The divide for 2012--hold hands for nanny state or be free

The divide for 2012 - NYPOST.com By MICHAEL A. WALSH


The stakes for 2012 couldn't have been set out more clearly than two recent speeches by a pair of women who aren't making the decisions these days in Washington.

Speaking at Tufts University -- right in the midst of the negotiations over the 2011 budget -- ex-Speaker Nancy Pelosi whined: "To my Republican friends: Take back your party, so that it doesn't matter so much who wins the election -- because we have shared values about the education of our children, the growth of our economy, how we defend our country, our security and civil liberties, how we respect our seniors.

"Elections shouldn't matter as much as they do."

There you have it: an authentic, unscripted window into the mind of a professional politician. For this is how the members of the permanent political class (Pelosi first went to Congress after a special election in 1987) view the messy -- to their minds -- business of politicking.
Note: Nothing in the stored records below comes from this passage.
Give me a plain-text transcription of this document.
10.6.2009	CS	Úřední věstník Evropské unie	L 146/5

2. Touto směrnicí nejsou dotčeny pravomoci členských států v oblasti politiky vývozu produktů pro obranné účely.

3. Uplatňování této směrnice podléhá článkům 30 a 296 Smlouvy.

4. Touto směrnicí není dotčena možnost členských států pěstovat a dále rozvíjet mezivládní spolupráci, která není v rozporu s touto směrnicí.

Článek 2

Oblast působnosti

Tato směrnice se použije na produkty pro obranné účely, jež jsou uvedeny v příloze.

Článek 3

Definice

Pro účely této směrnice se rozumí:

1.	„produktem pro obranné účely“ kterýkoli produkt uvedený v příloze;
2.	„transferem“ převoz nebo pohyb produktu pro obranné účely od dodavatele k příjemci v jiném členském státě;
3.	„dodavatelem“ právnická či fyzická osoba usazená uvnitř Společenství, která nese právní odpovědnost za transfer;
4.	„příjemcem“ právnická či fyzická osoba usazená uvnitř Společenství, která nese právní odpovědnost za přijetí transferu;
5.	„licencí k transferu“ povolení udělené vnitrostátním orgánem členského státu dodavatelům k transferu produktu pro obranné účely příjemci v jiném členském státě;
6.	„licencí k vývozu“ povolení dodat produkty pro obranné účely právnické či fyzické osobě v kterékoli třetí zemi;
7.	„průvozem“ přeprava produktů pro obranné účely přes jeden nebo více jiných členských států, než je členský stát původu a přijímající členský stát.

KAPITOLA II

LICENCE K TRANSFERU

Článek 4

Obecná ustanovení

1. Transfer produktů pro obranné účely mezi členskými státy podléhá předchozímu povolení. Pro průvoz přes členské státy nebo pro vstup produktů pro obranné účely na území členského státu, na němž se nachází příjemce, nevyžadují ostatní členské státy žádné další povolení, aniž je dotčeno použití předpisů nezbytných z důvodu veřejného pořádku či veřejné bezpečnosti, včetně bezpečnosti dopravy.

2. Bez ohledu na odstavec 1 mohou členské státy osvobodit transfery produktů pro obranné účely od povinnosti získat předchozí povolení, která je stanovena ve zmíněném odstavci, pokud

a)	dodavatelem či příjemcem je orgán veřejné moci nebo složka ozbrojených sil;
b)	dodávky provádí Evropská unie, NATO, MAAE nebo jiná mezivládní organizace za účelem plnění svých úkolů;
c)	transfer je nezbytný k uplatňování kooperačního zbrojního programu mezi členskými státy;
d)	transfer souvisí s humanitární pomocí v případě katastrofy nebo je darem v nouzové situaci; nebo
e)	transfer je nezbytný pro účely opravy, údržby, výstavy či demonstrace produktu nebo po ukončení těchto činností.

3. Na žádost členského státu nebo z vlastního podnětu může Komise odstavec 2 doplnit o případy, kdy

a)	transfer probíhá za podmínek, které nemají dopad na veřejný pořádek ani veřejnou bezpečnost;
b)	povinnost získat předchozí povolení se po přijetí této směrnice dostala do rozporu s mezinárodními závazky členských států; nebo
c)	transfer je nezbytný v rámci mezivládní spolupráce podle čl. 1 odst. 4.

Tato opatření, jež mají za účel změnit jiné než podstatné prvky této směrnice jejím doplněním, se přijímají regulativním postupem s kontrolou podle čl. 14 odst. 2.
Elections shouldn't really matter -- because after all we agree on pretty much everything about the Nanny State: The federal government needs to take care of our nation's kids, micromanage all economic activity under the Commerce Clause, and tend to the elderly -- because if it doesn't, who will? All this messy, let's-pretend fighting at election time is just a distraction from the real business of snaking our tentacles into every facet of American life because, let's face it, the American people cannot be left to their own devices. They're too stupid and untrustworthy to make their own best decisions. That's what politicians are for.

As Tammany Hall Democratic leader George Washington Plunkitt, famously said: "Me and the Republicans are enemies just one day in the year -- Election Day. The rest of the time, it's live and let live with us."

Pelosi's frustration is understandable. Her party was turned out of power in the House last fall in a landslide, and she's now the minority leader. Worst of all, a grassroots group of citizens concerned about the untrammeled growth of government called the Tea Party rose up against both parties to deliver that electoral rebuke -- and to demand further changes in the post-Great Society relationship of the federal government to the citizenry.

By contrast, consider Sarah Palin's appearance in Madison, Wisc., last weekend. The former Alaska governor has been keeping a relatively low profile. But in a brief, fiery speech to supporters of Gov. Scott Walker -- delivered while being heckled and shouted at by pro-union activists -- Palin laid down some markers for the coming campaign.

She began by congratulating the people of Wisconsin for staring down the left's thuggish attempt to overturn the results of the 2010 elections, which installed Republicans in the governorship and both houses of the Legislature.

Then, taking on her own party's leadership, she lit into the Republicans over the recent budget deal. "If you stand on the platform, if you stand by your pledges, we will stand with you. We will fight with you, GOP. We have your back. We didn't elect you just to rearrange the deck chairs on a sinking Titanic . . . What we need is for you to stand up, GOP, and fight . . . fight like a girl!"

Palin also hammered President Obama and the Democrats, directly challenging their tactics of "conservatives want to kill granny" class warfare and their relentless tax-and-spend policies. "The Tea Party movement," she said, "wouldn't exist without Barack Obama."

Conventional wisdom says that Americans don't like partisan "bickering," that we want our politicians to just get along. Principled combat and loyal -- but vehement -- opposition, the thinking goes, make Main Street uncomfortable.

Baloney. Disputation is as American as apple pie. It's what made our country great -- vigorous disagreement, not cringing servility. So let the battle begin.

On one side is the business-as-usual, the bipartisan, rigged Washington poker game in which the media act as the bouncers and the rubes are the taxpayers, being fleeced as surely as the hapless mark in "The Sting." There is only one way for government to go -- up.

On the other side are the disparaged Tea Partiers -- vilified by the Washington Republicrat-media complex as unlettered and unwashed rabble from flyover country, bitter clingers with a touching belief in the words of the Declaration of Independence and the Constitution.

As we head into the 2012 election, which side would you rather be on?